どんな世界でも、はじめから器用に何でも出来てしまう人と、そうでない人はいます。
思うように上手くいかない人からすれば、器用な人は羨ましい。
しかし、思うように上手くいかないから、それだけ伸びしろがあるとも言えるのではないでしょうか。
思うように上手くいかないから努力する。
努力という言葉から、頑張るという言葉を連想する人もいるでしょうが、操体の場合は違います。
無理して頑張って努力するのではなく、からだの感覚をききわけながら気持ちのいい方へ向かうようつとめる。
このつとめは、日々の生活のなかで出来る。
生活のなかのちょっとした動作も、操体の作法に照らして感覚をききわけながら行ってみる。
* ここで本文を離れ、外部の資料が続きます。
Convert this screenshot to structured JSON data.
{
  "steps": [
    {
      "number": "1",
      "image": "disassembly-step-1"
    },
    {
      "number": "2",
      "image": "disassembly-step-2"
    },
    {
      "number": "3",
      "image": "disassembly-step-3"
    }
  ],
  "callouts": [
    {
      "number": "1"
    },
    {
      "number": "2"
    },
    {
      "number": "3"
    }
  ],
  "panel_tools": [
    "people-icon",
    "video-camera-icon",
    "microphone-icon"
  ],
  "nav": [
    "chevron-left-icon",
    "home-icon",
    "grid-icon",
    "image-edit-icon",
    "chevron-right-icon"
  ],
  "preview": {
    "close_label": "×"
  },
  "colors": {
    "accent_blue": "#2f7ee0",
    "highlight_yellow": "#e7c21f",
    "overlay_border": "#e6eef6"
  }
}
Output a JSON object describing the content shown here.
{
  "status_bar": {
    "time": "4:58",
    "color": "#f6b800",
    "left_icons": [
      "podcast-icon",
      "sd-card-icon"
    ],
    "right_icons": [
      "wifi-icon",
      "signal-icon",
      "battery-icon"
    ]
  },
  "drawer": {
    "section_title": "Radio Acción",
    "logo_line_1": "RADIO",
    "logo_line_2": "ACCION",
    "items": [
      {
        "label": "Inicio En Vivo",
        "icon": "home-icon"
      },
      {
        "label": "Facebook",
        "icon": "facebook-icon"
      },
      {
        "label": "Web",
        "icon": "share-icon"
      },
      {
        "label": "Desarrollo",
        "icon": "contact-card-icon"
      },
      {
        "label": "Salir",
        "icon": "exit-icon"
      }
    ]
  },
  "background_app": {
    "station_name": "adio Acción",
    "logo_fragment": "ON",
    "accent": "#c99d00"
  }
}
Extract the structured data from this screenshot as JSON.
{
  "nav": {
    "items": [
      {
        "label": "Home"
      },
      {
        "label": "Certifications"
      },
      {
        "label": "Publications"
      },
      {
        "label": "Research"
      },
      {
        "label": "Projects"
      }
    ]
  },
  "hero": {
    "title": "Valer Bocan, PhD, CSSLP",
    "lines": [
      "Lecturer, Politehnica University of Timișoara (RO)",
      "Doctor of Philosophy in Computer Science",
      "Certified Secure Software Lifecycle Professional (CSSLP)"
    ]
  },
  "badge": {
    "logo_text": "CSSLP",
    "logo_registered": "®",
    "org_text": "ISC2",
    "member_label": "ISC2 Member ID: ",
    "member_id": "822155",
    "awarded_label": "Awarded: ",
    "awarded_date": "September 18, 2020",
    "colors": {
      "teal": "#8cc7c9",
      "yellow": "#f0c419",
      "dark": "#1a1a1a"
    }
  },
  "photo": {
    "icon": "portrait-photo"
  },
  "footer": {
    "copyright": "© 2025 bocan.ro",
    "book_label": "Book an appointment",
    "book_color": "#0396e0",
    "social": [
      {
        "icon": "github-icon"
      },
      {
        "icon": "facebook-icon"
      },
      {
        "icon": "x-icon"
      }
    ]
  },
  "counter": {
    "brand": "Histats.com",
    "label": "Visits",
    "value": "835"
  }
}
感覚をききわけながら行うから、なぜ上手くいかなかったのかが次第にみえてくる。
そして、からだが不快と感じることを無理にとおしても、スムースに事は運ばず、疲労感や身体のバランスの崩れにつながることも理解できてくる。
日々の生活の間違いによるヒズミが、からだのバランスを崩す要因となり、症状、疾患につながっているのですから、臨床の場で症状、疾患をかかえた人を診るときに、生活の中で実際にききわけた感覚が役に立つ。
この生活の中での経験値というのは、はじめから器用に何でも出来てしまう人よりも、そうでない人の方が豊富になるように思えます。
それが、病みをかかえてしまった人の、からだの要求に的確に応える事につながると思うのです。
そして、からだの要求に的確に応える事ができれば、臨床効果もおのずと上がる。
操体法はテクニックではないと昔から言われています。
それよりも大事なものを操体から学び、感覚をとおした実践を経て操体法として活かす。
それには、不器用でも真摯に学ぶ姿勢が大切だと思うのです。